- OIL & GAS
“In 26 states, public employees are not covered by OSHA workplace safety standards. Without those protections and responsibilities, public employees face an undue risk of being killed, injured, or sickened on the job,” Bresland said. In 2007 the CSB recommended that Florida require all state agencies, counties, and cities to follow OSHA standards.
The CSB recommendation followed an investigation into a 2006 explosion and fire at a city-operated wastewater treatment plant in Daytona Beach, Florida. In response to the CSB's recommendation, the Florida legislature convened a 15-member task force to review the issue. In a final report last month, the task force concurred with the CSB and affirmed that the state should require OSHA compliance for all public employees.
“I commend the task force for its work, and I encourage Governor Crist and the Florida legislature to promptly enact its recommendations,” Bresland stated in the safety message.
The accident, which occurred during maintenance work, involved a crew of city workers using a crane and welding torch.
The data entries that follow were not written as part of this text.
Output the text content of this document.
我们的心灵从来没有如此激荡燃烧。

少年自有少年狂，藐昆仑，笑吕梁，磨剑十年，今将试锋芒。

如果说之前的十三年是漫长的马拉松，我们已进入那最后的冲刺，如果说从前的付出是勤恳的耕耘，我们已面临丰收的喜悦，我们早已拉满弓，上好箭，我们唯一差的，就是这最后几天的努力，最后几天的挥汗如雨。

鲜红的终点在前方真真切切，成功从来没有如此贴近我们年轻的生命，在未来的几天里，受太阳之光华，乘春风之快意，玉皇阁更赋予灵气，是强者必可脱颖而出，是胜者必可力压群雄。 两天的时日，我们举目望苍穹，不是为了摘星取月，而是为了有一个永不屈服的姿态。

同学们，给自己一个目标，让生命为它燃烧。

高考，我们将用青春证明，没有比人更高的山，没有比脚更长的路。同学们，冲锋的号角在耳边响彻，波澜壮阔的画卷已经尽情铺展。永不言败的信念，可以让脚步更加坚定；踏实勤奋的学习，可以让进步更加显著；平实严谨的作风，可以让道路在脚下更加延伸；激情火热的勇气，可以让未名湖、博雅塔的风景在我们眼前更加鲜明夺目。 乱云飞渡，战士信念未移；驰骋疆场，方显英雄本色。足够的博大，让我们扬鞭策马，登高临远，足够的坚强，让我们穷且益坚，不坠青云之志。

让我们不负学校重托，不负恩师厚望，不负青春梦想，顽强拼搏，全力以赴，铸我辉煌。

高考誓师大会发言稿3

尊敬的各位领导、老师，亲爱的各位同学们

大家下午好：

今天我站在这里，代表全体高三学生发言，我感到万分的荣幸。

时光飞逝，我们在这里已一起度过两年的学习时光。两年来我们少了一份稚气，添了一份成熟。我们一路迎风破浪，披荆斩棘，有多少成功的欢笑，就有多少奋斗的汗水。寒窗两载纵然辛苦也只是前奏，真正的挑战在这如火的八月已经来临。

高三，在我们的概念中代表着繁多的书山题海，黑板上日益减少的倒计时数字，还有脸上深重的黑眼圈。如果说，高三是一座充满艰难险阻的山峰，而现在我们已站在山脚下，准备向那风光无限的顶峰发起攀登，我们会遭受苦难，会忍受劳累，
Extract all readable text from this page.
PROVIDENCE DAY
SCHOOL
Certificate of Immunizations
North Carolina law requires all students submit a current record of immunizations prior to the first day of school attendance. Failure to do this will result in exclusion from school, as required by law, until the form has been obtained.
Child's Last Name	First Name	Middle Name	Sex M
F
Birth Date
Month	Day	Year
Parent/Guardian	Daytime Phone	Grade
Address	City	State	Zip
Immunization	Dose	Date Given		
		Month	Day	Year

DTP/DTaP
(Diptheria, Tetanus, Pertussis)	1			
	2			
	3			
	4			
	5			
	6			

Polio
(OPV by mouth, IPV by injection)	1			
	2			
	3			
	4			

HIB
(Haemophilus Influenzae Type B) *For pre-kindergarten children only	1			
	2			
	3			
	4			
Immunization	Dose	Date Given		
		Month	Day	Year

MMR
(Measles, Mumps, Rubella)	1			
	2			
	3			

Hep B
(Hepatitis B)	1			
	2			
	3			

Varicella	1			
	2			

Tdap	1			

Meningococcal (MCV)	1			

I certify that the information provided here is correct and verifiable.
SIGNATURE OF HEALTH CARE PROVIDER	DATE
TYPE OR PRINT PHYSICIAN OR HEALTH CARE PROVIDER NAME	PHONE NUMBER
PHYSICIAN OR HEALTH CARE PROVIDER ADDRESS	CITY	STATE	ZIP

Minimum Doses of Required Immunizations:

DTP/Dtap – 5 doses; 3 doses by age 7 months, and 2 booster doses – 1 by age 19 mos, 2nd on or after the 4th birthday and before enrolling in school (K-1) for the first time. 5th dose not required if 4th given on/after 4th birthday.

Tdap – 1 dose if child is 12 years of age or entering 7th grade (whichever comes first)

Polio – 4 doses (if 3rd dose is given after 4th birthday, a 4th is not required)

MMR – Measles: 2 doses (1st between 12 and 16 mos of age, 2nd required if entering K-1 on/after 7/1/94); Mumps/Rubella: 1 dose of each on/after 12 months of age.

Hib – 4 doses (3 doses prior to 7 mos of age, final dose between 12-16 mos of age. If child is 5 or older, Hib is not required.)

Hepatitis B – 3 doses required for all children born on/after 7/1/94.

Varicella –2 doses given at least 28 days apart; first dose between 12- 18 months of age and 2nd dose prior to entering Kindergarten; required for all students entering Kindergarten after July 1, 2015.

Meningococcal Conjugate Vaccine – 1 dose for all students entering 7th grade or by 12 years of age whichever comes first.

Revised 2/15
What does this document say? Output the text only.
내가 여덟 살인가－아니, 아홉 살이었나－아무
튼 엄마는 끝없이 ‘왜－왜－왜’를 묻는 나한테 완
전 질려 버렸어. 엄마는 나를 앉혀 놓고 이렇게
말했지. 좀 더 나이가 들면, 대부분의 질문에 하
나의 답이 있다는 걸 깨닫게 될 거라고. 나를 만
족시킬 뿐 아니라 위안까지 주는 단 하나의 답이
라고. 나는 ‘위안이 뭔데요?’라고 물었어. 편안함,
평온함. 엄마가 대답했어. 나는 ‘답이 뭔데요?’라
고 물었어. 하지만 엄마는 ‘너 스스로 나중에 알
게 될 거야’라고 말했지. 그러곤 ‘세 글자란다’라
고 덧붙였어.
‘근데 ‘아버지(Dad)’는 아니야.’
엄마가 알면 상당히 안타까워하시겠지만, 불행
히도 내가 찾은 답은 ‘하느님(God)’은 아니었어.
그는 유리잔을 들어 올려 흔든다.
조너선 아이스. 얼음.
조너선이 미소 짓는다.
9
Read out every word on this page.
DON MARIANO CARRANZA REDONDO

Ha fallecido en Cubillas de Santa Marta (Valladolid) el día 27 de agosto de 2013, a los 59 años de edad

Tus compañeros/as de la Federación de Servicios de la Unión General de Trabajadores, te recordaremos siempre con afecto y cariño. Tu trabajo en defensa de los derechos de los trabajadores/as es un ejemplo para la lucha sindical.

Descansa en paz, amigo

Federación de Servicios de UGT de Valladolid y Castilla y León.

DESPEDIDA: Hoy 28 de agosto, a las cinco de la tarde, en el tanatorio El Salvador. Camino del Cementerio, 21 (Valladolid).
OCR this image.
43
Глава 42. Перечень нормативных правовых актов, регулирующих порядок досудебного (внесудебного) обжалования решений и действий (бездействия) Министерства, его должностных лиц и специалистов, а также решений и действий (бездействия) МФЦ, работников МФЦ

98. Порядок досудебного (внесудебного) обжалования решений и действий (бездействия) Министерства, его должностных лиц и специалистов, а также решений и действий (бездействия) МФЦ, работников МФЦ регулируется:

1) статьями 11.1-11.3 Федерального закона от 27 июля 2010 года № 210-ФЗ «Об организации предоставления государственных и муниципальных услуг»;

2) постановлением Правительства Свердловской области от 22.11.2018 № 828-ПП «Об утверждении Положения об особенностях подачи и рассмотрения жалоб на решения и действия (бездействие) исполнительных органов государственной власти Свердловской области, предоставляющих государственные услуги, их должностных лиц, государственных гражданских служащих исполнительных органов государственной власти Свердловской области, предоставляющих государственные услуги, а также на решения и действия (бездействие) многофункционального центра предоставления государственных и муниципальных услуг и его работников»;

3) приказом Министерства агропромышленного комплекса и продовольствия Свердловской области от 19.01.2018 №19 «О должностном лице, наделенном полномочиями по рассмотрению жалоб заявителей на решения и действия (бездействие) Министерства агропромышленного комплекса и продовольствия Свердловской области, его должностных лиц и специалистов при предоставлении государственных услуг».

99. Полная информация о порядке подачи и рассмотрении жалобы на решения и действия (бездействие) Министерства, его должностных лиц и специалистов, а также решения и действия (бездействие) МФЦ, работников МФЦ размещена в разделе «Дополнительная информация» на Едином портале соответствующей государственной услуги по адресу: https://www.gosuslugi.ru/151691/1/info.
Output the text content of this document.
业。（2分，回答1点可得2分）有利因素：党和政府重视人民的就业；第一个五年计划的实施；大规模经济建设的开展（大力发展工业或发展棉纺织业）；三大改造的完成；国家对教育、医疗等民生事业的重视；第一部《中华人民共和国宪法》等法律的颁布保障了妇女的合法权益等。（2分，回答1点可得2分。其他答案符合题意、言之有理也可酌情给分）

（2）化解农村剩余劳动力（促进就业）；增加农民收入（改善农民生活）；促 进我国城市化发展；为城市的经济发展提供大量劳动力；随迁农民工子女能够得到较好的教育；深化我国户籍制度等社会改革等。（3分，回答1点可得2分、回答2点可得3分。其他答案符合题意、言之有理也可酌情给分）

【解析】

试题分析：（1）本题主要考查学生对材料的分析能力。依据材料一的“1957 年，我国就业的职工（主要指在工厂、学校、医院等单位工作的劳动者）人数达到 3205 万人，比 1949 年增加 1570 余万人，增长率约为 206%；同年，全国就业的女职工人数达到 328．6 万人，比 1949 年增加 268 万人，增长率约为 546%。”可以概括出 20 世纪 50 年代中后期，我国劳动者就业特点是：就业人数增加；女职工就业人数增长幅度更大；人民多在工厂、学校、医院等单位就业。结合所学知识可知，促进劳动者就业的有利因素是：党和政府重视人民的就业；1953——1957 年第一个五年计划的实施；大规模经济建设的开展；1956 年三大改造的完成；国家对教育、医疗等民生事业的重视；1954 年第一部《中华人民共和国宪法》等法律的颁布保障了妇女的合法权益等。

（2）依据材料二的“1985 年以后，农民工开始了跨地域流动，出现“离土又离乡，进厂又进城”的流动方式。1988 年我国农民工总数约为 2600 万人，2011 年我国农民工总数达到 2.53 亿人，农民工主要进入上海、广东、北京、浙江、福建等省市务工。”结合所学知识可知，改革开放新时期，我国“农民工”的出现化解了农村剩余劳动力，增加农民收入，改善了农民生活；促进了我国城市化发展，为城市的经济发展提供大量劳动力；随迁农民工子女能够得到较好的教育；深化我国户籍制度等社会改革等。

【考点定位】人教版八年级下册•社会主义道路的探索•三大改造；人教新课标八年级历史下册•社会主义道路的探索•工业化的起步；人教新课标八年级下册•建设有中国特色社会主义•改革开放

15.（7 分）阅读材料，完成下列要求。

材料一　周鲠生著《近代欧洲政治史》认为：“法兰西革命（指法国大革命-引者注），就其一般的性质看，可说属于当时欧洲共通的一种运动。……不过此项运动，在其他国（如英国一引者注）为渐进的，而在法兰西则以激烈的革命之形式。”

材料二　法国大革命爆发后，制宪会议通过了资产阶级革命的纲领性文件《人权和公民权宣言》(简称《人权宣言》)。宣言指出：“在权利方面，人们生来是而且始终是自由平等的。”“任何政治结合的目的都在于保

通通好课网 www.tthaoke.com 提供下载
Workers attempted to remove a damaged metal roof above a storage tank containing 3,000 gallons of highly flammable methanol. Sparks from the welding torch ignited vapor from the tank, causing a fire and explosion. Two workers were fatally burned and another was gravely injured. The CSB concluded that adhering to the OSHA hot work and hazard communication standards could have prevented the accident.
“The accident in Florida should serve as a cautionary tale to the 25 other states that are in the same situation,” Bresland said. “Our public employees are simply too vital an asset to risk their being killed, injured, or disabled in preventable workplace accidents.”